PHENYLEPHRINE OVERDOSE
Opposites distract
A patient in the postanesthesia care unit (PACU) was prescribed 100 mcg of phenylephrine, an alpha-1 adrenergic receptor agonist, for acute hypotension. A nurse assisting in the PACU retrieved a 503B outsourced prefilled phenylephrine syringe (QuVa Pharma) and gave it to the patient's nurse. (Section 503B of the Federal Food, Drug, and Cosmetic Act permits compounders meeting certain specified requirements to become outsourcing facilities.1) The drug was packaged in a 10 mL syringe labeled as "PHENYLephrine HCl 100 mcg/mL (1 mg/10 mL)" (see top photo at right). On this label, the total dose and total volume in the syringe appear in parentheses following the per mL concentration, which is the opposite of how the strength and total volume appear on commercial products. The patient's nurse administered the entire volume in the syringe, 10 mL (1,000 mcg), resulting in a 10-fold overdose. The patient's BP rose for about 10 minutes but then, fortunately, returned to normal limits.
The FDA requires commercial manufacturers to follow United States Pharmacopeia (USP) Chapter 7 (<7>), which states that product labels must first list the total amount of drug per total volume in the container, followed by the strength per mL enclosed in parentheses.2 As a result, practitioners expect a product's strength to be expressed this way. However, 503B outsourcers are not required to follow USP labeling requirements.

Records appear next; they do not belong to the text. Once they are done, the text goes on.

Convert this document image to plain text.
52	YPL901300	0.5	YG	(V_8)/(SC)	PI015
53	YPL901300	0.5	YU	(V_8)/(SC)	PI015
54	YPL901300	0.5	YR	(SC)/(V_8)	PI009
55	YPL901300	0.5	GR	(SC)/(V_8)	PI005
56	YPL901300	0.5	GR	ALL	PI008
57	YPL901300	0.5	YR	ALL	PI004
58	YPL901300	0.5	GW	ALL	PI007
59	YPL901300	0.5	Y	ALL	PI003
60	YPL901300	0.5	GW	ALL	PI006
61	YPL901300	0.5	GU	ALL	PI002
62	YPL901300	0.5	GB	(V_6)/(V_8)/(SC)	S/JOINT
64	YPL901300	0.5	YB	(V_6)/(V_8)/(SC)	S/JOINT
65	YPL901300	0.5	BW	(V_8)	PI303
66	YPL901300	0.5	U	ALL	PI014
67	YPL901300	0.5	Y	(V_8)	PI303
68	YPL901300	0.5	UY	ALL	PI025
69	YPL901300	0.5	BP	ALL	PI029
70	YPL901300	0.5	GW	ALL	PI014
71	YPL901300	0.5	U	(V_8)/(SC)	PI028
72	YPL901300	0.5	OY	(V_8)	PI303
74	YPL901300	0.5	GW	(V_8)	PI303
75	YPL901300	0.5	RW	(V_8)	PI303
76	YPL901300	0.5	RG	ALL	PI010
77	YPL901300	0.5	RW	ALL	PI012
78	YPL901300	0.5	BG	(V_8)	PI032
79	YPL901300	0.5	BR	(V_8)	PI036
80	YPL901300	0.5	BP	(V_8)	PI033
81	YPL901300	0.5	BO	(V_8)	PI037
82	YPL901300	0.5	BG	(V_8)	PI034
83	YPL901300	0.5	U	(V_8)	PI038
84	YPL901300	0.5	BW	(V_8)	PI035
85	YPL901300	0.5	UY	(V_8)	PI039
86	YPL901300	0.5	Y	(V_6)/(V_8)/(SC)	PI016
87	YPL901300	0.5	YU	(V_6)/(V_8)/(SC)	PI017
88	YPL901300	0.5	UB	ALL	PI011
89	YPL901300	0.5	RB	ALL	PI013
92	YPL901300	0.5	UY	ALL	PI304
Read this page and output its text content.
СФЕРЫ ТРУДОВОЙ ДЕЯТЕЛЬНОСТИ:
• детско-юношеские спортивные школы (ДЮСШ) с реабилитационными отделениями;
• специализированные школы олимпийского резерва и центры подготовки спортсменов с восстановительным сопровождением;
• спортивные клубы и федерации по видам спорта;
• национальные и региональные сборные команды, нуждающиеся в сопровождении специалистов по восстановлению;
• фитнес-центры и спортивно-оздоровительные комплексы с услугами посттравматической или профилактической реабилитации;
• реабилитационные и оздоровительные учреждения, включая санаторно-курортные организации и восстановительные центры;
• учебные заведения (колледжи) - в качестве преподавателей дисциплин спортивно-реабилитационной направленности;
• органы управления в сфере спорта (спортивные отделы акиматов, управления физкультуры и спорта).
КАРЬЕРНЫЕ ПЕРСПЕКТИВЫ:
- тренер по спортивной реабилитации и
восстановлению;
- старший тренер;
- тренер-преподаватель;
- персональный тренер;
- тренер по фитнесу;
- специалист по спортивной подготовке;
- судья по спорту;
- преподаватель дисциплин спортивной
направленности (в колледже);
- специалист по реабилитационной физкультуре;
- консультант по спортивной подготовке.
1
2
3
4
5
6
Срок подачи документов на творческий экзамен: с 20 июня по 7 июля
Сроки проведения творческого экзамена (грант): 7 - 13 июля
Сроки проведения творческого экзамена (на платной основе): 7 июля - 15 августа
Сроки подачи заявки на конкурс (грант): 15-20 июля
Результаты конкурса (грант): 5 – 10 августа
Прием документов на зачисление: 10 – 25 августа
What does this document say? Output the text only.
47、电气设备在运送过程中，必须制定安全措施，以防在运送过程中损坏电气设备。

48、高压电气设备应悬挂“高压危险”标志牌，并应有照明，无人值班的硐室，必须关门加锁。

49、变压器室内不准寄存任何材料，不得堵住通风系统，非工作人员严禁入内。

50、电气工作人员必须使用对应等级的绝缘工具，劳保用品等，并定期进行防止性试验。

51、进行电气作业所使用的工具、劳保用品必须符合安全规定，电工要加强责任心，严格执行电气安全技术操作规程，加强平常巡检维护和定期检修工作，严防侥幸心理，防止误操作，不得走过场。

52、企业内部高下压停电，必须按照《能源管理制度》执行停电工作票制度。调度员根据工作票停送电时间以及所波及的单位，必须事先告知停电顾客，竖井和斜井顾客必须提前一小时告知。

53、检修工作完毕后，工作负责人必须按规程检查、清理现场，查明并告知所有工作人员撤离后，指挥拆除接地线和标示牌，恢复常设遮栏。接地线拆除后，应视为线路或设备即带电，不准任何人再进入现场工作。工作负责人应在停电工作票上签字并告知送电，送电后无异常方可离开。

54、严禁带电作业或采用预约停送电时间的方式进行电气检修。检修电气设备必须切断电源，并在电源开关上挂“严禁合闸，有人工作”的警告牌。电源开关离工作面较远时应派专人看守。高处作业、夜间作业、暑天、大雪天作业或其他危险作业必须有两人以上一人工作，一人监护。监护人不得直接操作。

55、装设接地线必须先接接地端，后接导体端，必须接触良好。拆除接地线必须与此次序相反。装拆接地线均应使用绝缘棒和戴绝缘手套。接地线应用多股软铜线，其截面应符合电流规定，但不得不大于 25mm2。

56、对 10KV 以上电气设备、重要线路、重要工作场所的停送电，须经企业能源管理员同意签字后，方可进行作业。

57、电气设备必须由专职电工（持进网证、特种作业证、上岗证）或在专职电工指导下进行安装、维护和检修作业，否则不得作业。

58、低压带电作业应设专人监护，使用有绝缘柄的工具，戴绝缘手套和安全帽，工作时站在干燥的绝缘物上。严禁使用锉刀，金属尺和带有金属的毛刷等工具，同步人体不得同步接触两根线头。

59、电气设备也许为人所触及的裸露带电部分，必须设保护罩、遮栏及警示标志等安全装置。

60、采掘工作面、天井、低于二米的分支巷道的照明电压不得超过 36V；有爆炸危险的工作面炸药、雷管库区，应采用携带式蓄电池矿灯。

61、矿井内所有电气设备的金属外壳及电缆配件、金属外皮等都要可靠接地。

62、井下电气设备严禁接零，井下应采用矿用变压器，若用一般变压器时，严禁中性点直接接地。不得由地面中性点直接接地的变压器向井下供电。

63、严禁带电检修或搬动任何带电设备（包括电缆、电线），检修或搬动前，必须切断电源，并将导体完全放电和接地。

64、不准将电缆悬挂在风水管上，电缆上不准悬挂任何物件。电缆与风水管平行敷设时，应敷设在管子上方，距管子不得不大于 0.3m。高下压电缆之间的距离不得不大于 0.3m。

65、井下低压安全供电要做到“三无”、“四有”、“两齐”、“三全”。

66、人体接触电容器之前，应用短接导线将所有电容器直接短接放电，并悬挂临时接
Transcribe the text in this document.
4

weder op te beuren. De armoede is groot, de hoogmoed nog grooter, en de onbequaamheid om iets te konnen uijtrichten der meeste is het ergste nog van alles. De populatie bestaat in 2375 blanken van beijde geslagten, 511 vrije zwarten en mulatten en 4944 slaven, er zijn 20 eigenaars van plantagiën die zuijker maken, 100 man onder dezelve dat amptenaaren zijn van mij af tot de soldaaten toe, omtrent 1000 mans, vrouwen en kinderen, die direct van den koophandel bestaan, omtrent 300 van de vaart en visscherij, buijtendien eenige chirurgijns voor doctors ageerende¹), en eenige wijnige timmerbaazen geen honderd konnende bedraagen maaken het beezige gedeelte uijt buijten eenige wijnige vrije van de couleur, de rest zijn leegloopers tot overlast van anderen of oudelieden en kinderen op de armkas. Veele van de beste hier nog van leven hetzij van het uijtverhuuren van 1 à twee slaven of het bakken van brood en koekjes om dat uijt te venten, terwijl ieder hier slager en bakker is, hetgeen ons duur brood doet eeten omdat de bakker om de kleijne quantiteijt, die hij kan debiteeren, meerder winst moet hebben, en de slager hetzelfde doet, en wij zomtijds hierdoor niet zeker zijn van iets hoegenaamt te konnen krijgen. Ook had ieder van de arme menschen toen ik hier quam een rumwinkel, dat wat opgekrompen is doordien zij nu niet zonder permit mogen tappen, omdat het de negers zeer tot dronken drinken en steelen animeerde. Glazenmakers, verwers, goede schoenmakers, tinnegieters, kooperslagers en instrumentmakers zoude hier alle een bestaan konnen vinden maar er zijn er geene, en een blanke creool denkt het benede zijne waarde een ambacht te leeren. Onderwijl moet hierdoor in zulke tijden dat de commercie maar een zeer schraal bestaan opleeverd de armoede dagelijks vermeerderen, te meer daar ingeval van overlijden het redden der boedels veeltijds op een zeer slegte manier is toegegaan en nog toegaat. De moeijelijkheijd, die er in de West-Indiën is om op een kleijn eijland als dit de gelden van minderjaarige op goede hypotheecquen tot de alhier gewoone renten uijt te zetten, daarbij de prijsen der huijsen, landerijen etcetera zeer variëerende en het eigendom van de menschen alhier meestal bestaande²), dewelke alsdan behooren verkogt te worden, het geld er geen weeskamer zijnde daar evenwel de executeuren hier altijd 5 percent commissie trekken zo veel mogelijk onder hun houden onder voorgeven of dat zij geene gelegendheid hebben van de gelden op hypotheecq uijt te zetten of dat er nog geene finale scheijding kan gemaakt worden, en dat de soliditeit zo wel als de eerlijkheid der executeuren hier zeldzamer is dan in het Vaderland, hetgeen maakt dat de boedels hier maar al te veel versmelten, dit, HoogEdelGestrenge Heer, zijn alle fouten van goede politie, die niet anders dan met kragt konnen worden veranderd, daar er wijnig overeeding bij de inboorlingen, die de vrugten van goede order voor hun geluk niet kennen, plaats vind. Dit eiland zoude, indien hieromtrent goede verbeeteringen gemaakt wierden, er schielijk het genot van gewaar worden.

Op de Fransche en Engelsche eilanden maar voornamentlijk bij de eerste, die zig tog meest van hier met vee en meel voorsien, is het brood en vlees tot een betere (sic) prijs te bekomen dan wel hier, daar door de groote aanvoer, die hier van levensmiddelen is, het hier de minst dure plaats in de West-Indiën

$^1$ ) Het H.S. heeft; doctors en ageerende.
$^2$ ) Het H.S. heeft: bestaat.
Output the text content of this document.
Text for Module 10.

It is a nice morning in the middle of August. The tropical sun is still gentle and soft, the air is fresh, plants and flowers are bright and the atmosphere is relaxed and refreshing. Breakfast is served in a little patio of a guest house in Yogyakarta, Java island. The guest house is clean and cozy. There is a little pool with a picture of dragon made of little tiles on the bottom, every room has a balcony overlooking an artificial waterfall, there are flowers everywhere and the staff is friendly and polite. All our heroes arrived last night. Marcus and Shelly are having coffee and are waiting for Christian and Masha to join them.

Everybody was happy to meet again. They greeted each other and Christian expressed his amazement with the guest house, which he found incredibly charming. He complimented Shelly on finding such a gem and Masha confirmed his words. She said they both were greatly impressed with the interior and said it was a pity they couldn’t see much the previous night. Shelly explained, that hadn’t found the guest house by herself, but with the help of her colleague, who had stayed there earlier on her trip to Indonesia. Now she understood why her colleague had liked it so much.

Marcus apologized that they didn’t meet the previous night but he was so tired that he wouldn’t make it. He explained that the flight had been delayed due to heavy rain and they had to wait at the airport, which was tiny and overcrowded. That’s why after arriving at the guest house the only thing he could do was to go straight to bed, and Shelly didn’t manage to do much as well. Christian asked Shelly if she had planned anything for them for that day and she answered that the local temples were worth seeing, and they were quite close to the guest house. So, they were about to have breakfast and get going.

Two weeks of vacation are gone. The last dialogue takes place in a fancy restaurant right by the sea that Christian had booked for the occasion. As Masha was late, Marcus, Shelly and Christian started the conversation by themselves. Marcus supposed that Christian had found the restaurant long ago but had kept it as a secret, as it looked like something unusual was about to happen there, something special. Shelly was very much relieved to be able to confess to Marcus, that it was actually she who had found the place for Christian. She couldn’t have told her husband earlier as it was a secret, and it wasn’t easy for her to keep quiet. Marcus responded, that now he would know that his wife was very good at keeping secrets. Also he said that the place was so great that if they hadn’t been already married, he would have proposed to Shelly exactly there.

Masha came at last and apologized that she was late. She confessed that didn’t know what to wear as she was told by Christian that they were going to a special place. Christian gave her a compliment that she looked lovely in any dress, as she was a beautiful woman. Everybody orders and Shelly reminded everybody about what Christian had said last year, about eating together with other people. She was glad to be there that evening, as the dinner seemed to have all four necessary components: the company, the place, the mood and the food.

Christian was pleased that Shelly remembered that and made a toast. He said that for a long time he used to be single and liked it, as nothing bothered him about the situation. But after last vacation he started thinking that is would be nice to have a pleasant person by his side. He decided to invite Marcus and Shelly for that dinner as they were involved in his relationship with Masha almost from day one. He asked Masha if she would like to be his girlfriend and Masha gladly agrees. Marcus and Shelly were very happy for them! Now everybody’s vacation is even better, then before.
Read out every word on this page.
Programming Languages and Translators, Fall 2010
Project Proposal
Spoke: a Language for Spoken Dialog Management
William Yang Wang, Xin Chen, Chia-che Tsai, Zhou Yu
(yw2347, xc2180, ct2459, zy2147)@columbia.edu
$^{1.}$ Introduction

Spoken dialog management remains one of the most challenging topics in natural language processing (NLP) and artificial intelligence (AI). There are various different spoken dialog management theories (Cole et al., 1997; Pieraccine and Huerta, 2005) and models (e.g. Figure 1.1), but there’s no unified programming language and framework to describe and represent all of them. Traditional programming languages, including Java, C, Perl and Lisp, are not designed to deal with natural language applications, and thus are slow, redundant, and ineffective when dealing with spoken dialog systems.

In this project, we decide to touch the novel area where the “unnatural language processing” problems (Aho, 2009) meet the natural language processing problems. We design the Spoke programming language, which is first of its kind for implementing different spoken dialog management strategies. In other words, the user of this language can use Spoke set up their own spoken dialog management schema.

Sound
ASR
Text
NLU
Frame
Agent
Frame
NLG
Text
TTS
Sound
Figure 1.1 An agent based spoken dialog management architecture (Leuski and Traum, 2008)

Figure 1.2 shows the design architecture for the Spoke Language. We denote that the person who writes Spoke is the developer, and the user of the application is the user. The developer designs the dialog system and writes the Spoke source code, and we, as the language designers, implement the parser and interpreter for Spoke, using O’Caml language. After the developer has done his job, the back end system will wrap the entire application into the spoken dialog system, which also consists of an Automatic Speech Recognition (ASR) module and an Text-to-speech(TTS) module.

This situation has led to medication errors and overdoses when the amount per mL was mistaken as the total amount in the container.
The difference between the expected and actual concentration expression was a factor in the error described. This error is similar to an earlier event in which a patient received a fivefold overdose of ketamine, a nonbarbiturate general anesthetic agent, due to nonstandard labeling on a 503B compounded ketamine syringe.
The good news is that QuVa Pharma has begun to revise its syringe labels to comply with USP <7>, as shown in the second photo above. ISMP calls on the FDA to provide labeling and packaging guidance to all outsourcing pharmacies, and to require them to follow USP <7> so every prefilled syringe is labeled in the same safe manner.